Köln – Schon die Römer sollen in Köln (für heutige Gaumen schwer genießbaren) Wein angebaut haben. Und der selbst ernannte Stadtwinzer Thomas Eichert, der in zehn Jahren rund 1000 Flaschen aus Kölner Trauben gekeltert hat, ist längst nicht der einzige, der in der Stadt Wein herstellt.

Das Weingut-Projekt von Winzer Jonathan Hollerith, seiner Frau Svenja und Kai Sommer ist trotzdem einzigartig – nicht nur für Köln, sondern auch für jede andere deutsche Großstadt: Nach der diesjährigen Ernte werden die drei Köpfe der „Imi-Winery“ in der Leyendeckerstraße in Ehrenfeld bis zu 15.000 Flaschen Rot- und Weißwein keltern – und die Kölner dabei vom Trauben auslesen bis zur Weinprobe aus Barrique-Fässern mitmachen lassen.

Crowdfunding-Projekt für Kölner Wein

Um die Halle, in der der Wein gekeltert und gelagert wird, umzubauen und auszustatten, haben sie ein Crowdfunding-Projekt gestartet – wer bis Mitte März die Idee unterstützt, kann im Herbst – mit etwas Glück bei der Verlosung der Plätze – dabeisein, wenn aus Pfälzer Trauben Kölner Wein entsteht. Im Internet zu finden ist das Projekt unter www.startnext.com/imi.

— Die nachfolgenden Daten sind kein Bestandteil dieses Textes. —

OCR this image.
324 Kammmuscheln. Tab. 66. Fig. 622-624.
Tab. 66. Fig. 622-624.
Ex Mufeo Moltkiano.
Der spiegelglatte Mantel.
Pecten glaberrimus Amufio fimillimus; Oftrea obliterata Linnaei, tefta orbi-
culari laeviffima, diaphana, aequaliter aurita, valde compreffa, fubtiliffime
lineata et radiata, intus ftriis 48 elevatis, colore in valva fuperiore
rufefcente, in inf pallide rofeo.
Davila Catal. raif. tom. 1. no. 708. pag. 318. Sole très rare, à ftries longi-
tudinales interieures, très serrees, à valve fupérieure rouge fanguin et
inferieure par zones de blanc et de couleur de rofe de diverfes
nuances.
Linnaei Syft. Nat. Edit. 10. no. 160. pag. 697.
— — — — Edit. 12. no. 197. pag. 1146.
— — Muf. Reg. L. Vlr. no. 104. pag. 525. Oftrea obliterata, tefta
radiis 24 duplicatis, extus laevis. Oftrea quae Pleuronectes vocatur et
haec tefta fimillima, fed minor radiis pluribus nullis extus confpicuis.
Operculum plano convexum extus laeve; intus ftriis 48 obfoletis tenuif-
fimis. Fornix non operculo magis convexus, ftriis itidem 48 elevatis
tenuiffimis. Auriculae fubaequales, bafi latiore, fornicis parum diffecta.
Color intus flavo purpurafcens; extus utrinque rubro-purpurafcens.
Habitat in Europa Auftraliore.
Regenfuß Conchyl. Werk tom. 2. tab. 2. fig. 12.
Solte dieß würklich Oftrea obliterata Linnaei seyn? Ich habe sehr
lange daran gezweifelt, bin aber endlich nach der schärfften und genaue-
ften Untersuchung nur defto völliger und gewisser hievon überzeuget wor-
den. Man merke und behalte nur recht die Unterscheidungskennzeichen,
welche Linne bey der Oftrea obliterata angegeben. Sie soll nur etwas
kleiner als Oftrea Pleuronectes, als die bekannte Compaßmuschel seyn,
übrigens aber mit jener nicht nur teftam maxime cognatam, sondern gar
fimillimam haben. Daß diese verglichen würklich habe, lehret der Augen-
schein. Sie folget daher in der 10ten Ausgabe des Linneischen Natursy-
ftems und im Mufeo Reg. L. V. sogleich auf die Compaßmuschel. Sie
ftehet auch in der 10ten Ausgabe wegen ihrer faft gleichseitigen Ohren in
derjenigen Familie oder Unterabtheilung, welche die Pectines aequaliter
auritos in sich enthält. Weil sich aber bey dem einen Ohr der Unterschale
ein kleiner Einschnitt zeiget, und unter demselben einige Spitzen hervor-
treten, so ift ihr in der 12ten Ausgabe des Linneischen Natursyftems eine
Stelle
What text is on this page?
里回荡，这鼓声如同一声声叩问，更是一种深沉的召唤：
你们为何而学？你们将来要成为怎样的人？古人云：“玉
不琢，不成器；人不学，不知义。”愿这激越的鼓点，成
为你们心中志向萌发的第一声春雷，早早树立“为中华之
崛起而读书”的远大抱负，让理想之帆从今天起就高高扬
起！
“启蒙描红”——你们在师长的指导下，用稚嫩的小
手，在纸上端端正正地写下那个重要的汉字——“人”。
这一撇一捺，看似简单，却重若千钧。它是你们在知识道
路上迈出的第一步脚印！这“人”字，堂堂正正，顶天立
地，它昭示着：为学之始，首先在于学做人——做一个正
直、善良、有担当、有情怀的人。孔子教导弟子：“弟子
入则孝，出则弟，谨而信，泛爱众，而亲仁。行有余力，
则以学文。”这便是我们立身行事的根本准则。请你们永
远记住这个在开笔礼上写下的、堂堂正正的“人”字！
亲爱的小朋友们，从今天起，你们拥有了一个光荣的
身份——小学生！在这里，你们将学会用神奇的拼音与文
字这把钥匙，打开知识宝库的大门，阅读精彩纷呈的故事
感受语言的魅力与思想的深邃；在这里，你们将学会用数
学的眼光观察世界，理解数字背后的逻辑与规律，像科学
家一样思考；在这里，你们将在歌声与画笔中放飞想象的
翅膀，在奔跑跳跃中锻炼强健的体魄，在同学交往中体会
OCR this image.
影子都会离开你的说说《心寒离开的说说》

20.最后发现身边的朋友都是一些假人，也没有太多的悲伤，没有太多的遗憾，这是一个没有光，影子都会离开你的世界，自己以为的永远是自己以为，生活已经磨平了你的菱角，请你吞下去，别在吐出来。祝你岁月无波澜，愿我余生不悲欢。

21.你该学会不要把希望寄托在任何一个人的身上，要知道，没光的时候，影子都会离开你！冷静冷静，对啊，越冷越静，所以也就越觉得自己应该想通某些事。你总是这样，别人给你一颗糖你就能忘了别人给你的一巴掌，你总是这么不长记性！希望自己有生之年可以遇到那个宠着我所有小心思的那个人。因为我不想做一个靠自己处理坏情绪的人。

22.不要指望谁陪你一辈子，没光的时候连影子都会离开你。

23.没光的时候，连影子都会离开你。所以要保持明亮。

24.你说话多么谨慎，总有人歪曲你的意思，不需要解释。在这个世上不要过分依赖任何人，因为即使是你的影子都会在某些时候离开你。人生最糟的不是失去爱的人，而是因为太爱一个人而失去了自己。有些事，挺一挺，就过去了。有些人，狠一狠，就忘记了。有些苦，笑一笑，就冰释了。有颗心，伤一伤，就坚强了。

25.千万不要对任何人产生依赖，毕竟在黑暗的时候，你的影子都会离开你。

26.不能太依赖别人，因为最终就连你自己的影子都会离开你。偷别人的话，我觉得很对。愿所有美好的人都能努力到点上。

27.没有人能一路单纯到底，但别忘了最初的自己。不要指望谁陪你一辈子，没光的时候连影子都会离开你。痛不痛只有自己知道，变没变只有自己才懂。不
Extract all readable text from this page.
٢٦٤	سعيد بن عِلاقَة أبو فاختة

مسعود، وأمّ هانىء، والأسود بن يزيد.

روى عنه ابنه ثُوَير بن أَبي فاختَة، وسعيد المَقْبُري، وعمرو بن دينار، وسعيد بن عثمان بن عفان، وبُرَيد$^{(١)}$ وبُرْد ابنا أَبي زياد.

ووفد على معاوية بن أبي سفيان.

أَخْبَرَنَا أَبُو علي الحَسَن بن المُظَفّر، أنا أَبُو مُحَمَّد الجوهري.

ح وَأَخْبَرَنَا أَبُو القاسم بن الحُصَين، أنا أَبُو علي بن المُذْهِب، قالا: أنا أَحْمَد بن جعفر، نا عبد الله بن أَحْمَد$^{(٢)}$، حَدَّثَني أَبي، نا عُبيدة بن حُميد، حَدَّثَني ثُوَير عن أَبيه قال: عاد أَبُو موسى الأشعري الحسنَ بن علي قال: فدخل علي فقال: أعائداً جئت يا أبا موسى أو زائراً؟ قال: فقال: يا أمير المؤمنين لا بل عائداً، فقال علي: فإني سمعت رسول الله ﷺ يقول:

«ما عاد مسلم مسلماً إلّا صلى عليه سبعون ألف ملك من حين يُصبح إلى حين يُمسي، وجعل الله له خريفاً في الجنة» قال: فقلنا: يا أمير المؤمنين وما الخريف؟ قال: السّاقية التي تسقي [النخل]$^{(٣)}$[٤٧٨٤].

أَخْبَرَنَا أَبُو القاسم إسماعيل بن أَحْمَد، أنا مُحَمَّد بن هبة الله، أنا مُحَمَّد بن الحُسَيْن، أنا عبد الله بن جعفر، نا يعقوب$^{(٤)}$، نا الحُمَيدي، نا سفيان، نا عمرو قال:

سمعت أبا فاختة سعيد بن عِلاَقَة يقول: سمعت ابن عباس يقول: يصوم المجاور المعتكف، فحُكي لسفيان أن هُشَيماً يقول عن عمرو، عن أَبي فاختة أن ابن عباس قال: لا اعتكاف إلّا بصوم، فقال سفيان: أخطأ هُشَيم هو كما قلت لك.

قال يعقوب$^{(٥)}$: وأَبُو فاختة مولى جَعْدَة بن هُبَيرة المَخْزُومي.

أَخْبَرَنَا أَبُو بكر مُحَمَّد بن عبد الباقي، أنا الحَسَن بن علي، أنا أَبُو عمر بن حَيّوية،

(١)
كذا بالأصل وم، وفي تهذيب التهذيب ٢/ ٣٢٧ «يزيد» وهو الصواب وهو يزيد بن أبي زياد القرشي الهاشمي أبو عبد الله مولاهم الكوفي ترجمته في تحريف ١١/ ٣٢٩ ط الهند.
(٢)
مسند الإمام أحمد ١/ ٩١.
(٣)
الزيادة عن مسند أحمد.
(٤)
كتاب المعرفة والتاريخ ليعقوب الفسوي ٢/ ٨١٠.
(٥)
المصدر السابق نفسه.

„Wir wollen das Landleben zurück in die Stadt holen und das Handwerk des Wein-Machens erfahrbar machen“, sagt Jonathan Hollerith, der als Kind auf dem Weingut seines Vaters Joachim in der Pfalz Tanks säuberte und bei der Ernte half, bevor er in Bordeaux arbeitete und in Kalifornien Weinbau und Önologie studierte.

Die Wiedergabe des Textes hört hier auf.